21 August 2017 / By Stephan Thieringer

As Stephan and I sit during a meal at a local restaurant talking about an array of topics we narrow in on creativity. Stephan grew increasingly contemplative, his brow furrowing:

“To understand creativity, we have to look at children. Because young children are inherently curious and playful. They’re constantly looking at things, touching things, tasting things, because that’s their way of exploring the world. It’s that sense of curiosity and wonderment, the ability to be in awe of the world around you, that is the foundation of our ability to be creative.

And when you think about great inventions, curiosity has always been a driving force. Curiosity, wonder, innovation, they’re all so tightly interconnected — they’re all part of the same thing. But the greatest tragedy about all this is that we don’t nurture that creative urge. We put you in kindergarten and we tell you to do well, then grade school, high school, college, get a good degree, get a good job, climb up the ranks and become CEO. That’s the basic shape, and that’s the dream everyone is chasing.”

My response to that was written on my face, but he continued, pre-empting my objection.

“But as I’m sure you’re aware, that kind of traditionalist approach that worked for my generation doesn’t work as well in 2017. And when you tell children no too many times, no you can’t go there, no you can’t try that, no it’s because I said so, you blunt that inquisitive impulse. That’s how you get people who, 15 or 20 years later, who struggle with creativity.

Because when you force people into these cookie-cutter models and say: No, no, no, this is what we expect of you. This is what we want you to do, you’ve got to get your As and we won’t accept anything less. The people I meet at conventions, my students, they all say the same thing: that they don’t want to work for just a paycheck. They want to make a difference, they want to use their talents to make a positive change. And the new workplace wants to give them that opportunity, it demands high-performance, high-innovation culture, but the education isn’t in alignment, it isn’t helping them.”

I struggled, gears turning. “So, if you’re saying that education trains us for the wrong job, what do we do about it? Are we supposed to.. un-educate people?”

“‘Un-educate’ is the wrong term, but a big part is to redefine what education is, what the effects of education are, and really look at what tools they are (or aren’t) giving people that they can apply in their lives.

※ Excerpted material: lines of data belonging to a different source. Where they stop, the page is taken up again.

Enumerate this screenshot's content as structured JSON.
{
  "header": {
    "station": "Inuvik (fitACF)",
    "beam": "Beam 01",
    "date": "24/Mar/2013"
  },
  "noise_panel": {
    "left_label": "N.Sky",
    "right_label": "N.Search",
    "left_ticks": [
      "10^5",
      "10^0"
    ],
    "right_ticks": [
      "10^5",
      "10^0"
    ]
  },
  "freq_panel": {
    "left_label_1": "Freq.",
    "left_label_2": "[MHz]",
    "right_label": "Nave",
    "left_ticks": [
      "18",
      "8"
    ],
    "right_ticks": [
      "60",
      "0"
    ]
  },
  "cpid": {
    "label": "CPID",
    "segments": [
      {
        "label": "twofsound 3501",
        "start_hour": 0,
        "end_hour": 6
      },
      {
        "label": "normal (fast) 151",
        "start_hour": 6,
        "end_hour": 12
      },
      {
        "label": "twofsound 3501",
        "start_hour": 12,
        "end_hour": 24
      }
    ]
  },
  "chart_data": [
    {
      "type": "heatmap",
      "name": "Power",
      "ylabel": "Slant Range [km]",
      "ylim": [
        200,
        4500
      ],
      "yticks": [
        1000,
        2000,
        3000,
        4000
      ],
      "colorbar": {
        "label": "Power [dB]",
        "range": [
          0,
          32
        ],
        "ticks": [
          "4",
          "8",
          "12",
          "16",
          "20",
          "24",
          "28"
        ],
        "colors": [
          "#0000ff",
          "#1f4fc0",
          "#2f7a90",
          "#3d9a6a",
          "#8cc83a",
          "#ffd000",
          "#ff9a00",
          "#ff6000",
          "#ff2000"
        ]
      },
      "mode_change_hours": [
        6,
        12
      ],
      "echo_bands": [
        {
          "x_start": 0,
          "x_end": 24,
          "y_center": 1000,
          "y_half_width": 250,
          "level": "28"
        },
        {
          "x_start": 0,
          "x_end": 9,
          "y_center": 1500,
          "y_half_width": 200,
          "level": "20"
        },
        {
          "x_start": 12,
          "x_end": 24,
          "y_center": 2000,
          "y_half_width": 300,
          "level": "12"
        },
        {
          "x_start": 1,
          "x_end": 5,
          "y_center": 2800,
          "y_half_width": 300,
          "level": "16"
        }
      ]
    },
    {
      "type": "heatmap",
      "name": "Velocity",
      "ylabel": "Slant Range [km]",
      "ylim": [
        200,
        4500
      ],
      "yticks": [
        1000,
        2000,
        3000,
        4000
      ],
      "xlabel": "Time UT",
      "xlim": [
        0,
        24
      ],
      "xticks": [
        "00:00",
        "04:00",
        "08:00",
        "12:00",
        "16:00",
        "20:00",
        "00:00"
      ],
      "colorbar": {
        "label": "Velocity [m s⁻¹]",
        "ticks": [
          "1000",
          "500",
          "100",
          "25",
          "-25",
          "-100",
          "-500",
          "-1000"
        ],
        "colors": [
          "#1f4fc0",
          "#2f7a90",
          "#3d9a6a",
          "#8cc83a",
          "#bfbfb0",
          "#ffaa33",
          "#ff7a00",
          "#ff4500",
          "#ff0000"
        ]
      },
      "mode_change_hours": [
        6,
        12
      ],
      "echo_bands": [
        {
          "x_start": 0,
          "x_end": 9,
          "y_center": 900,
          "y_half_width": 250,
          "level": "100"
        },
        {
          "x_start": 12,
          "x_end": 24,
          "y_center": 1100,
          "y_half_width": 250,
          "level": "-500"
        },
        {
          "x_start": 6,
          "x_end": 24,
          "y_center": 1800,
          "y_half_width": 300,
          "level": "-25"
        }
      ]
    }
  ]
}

It’s got to be about finding individual talents, and helping to develop the skills needed to maximize their potential. The goal should be competency: intelligent people with clearly developed skills resting on a foundation of specific knowledge.

But this is not a one-track goal, different skills and competencies are needed, and all of the pieces work together for the individual to excel in their respective job or field. You don’t want cookie cutter employees even if you could get them, because they wouldn’t have the kind of cross-skill synergies that provide fuel for creativity and innovation.

But this is not obvious to many people, and it’s sometimes very difficult to see useful connections between disparate skills, both from a managerial standpoint and from an individual one. So, it’s a hard question to answer. Eventually it comes down to understanding individuals and their drives, and before that, it comes down to understanding yourself. Being able to know what drives you, what resonates with you, what inspires you… it’s tough, and there’s no easy answers.”

“Self-awareness is the project of a lifetime, not a weekend,” I mused.

“Exactly. And there’s no recipe, no standardized answer that says ‘here’s how you do it’, it’s about starting the journey, being mindful, and being open to what comes at you. Because the fact is that life happens all around you, and if you’re focused on that one thing you’ve been told you’re supposed to focus on, you’ll miss all the other opportunities out there. Life’s not a straight line, you’ve got to let it happen.”

His phone buzzed, his two o’clock call happening right on schedule. He made his polite goodbye and stepped away, leaving me alone with my thoughts.